Der Reallohn der ArbeiterInnen hat sich seit Januar um über 30% verringert und das in einer Situation, in der das Land mit den einst höchsten Löhnen Lateinameri­kas schon im Jahr zuvor auf ein Niveau unterhalb von Chile oder Paraguay abge­sunken ist. Entsprechend sucht ein Großteil der ArgentinierInnen, die nicht nach Europa auswandern können, sein Glück und vor allem Arbeit in den angrenzen­den Ländern und wandert aus. Die Lebenshaltungskosten steigen permanent durch die inflationsbedingten Preissteigerungen. Doch Präsident Menem argu­mentiert diesbezüglich ganz in seiner neoliberalen Logik: “Viele Grundnah­rungsmittel sind im Ausland billiger als in Argentinien. Wir werden all diese Produkte, die billiger auf dem heimischen Markt verkauft werden können importieren”. “Der Fall Argentinien hat das Interesse der weltbesten und bekanntesten Ökonomen geweckt, die immer noch nicht erklären können, was in diesem Land passiert”, äußerte kürzlich der frühere Minister für öffentliche Dienste der Regierung Alfonsín, Rodolfo Terragno. “Argentinien ist das einzige Land der Welt, wo eine schwere Rezession, die in der Theorie die Märkte stabili­siert und die Inflation beseitigt, von einer Hyperinflation begleitet ist.” Selbst die Experten des IWF und der Weltbank stehen vor einem Rätsel. Sie akzeptierten im Juli das Argument der Regierung, daß die Unternehmen in Argentinien ihre Preise enorm überhöhen und sich somit überhaupt nicht an die Regeln der “freien Marktwirtschaft” halten und zur Inflation beitragen. “Auf diesem Niveau der Inflation könnte jeglicher interne Schock oder eine externe Agitation der Auslöser für eine Hyperinflation sein”, meinte IWF-Chef Michel Camdesus im Juli. Die argentinischen Kapitalisten sind eben nicht kapitalistisch genug.
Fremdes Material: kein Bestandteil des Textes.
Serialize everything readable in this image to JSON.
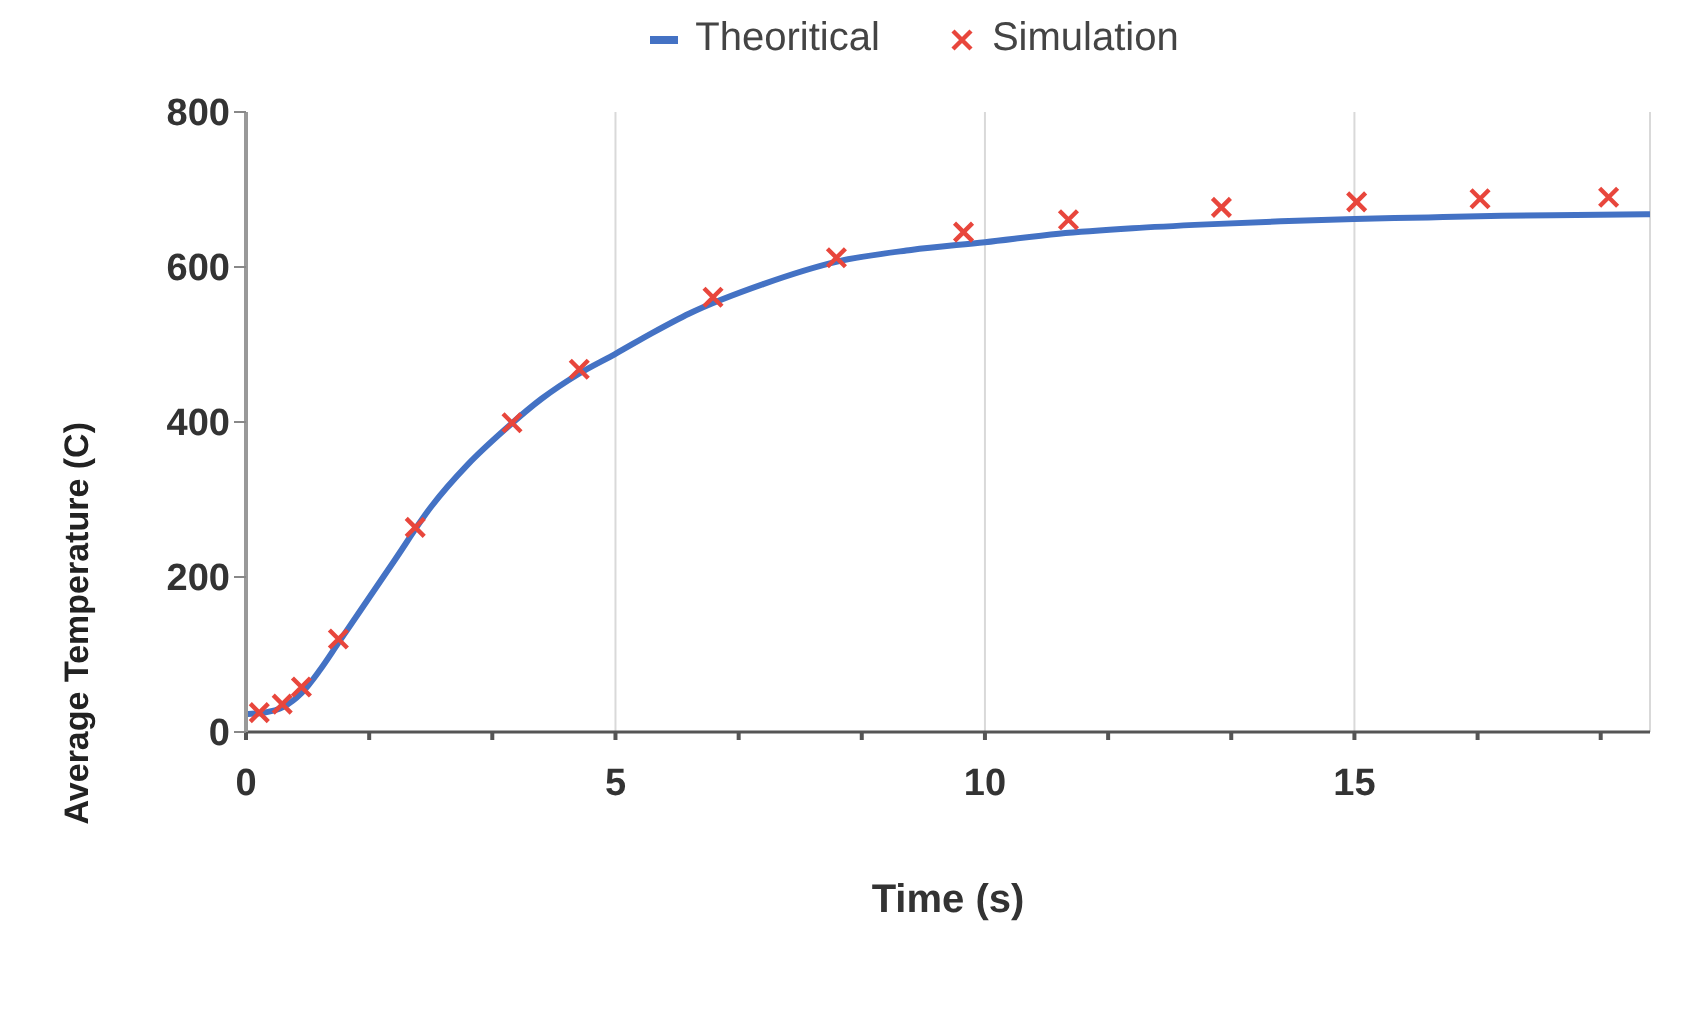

Die beginnenden Streiks in der Provinz Buenos Aires, an denen im Moment 500.000 ArbeiterInnen, unter anderem die Metalle­rInnen, beteiligt sind, sind ein Beispiel für die Herausforderungen, denen sich Präsident Menem in den näch­sten Wochen und Monaten stellen muß. Die argentinische Bevölkerung kann und will die Politik seiner Regierung nicht mehr länger ertragen. Die Plünderungen während der nächtlichen WM-Feiern in Buenos Aires Anfang Juli sind ein Indiz für die Hoffnungslosigkeit der sozialen Situation in Argentinien. Daß Menem dabei auf die repressive Karte setzt ist sehr wahrscheinlich und wird durch das Ergebnis der nächtlichen Ausschreitungen vom Juli verdeutlicht: um 3500 Mann verstärkte Polizeipräsenz in Buenos Aires, über 200 Festnahmen und mehrere Tote.